Another lesson from COVID-19 is to be vigilant and proactive rather than reactive, said Dave Chokshi, chair of the Common Health Coalition, a consortium of organizations, including AHIP, that aims to optimize the relationship between the health care system and public health. “Times like these are when we need to be shoring up responses and plans,” Chokshi said.
Collaborating on health equity
Figures from the 2020 US Census show that the nation is more diverse than ever. Health plans across the industry are working diligently to serve these communities and make inroads toward health equity, said LaShawn McIver, senior vice president and chief health equity officer of AHIP.
“When it comes to health equity in the care space, we pay for access to benefits and care,” McIver said. “But in the last several years, we have started to think differently about how that translates through an equity lens.”
Health plans are digging into what health equity really means, McIver said, and focusing on efforts around targeted care, because certain populations “may require different levels of support and connection to have that fair and just opportunity to be as healthy as possible.”

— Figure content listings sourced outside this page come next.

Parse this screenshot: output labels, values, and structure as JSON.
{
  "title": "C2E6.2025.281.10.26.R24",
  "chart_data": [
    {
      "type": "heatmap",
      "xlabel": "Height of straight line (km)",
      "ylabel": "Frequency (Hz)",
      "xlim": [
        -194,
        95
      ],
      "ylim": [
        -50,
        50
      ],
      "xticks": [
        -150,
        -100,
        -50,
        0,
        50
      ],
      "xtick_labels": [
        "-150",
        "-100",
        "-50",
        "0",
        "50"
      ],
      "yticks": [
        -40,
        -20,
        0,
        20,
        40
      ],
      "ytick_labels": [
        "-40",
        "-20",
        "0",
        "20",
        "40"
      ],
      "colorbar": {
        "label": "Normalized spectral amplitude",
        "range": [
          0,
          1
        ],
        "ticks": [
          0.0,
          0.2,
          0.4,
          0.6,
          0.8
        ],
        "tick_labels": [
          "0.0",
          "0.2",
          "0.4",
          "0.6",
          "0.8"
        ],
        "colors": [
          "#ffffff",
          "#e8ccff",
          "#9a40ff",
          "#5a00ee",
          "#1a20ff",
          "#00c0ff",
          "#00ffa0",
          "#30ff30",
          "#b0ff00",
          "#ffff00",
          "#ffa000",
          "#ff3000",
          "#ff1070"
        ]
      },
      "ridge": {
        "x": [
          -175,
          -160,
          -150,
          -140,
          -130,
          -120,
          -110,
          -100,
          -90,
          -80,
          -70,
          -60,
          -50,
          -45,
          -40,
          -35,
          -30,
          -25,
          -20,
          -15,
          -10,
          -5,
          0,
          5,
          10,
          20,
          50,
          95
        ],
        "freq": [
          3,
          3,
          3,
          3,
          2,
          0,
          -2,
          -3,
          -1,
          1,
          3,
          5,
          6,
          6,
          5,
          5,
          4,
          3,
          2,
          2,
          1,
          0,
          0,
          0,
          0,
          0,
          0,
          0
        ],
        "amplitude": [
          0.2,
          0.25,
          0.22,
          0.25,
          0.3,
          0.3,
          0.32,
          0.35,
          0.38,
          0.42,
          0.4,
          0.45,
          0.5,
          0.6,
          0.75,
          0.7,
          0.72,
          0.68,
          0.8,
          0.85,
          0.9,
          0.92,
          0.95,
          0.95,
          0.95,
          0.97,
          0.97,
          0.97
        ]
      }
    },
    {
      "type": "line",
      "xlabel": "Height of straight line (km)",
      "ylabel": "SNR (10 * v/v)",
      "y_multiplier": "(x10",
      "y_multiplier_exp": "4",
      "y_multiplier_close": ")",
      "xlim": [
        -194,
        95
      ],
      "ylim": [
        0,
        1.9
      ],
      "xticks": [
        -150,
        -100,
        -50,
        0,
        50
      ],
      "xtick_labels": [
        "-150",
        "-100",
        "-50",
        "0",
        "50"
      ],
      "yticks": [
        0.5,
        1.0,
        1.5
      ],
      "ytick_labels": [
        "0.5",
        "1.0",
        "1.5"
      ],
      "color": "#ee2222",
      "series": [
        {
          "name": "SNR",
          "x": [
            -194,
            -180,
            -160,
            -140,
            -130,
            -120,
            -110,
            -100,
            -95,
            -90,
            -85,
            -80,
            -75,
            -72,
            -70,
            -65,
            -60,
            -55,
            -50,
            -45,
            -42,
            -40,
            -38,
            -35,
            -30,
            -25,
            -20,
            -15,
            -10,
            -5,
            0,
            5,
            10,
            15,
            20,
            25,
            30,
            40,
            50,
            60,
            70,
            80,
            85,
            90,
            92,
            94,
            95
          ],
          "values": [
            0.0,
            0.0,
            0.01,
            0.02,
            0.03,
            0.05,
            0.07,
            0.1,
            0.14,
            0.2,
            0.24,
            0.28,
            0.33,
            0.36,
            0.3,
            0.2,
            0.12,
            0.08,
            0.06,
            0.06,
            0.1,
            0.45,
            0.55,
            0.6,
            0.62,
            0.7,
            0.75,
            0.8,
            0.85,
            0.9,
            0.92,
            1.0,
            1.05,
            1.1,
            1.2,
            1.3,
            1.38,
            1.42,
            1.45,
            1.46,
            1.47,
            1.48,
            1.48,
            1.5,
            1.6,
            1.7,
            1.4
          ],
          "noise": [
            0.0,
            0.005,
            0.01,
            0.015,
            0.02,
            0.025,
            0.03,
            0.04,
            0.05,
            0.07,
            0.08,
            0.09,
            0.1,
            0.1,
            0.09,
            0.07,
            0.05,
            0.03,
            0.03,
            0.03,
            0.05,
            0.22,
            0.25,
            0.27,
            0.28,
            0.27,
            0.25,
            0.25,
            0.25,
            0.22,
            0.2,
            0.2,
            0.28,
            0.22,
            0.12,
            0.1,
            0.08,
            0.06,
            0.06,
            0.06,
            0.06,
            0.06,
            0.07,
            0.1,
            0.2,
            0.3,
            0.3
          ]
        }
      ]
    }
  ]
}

McIver added that this task “is one of the most important challenges our health care system faces as we prioritize health equity.”
McIver mentioned initiatives that AHIP has undertaken to promote health equity, one of which included talking to members about their current health equity efforts and advising them on areas of focus. This led AHIP to work on an industrywide strategy to encourage collaboration and help stakeholders “mobilize around specific, actionable goals.” The organization is also leading a push to improve and modernize national demographic data standards.
Health care faces myriad obstacles around health equity, but the field is ready to meet the moment, McIver said. “We have never been more equipped to tackle those challenges.”
Collaboration will be a critical component of those efforts, McIver said. “No one entity can eliminate health equity alone. It is something that only can be achieved when we work together.”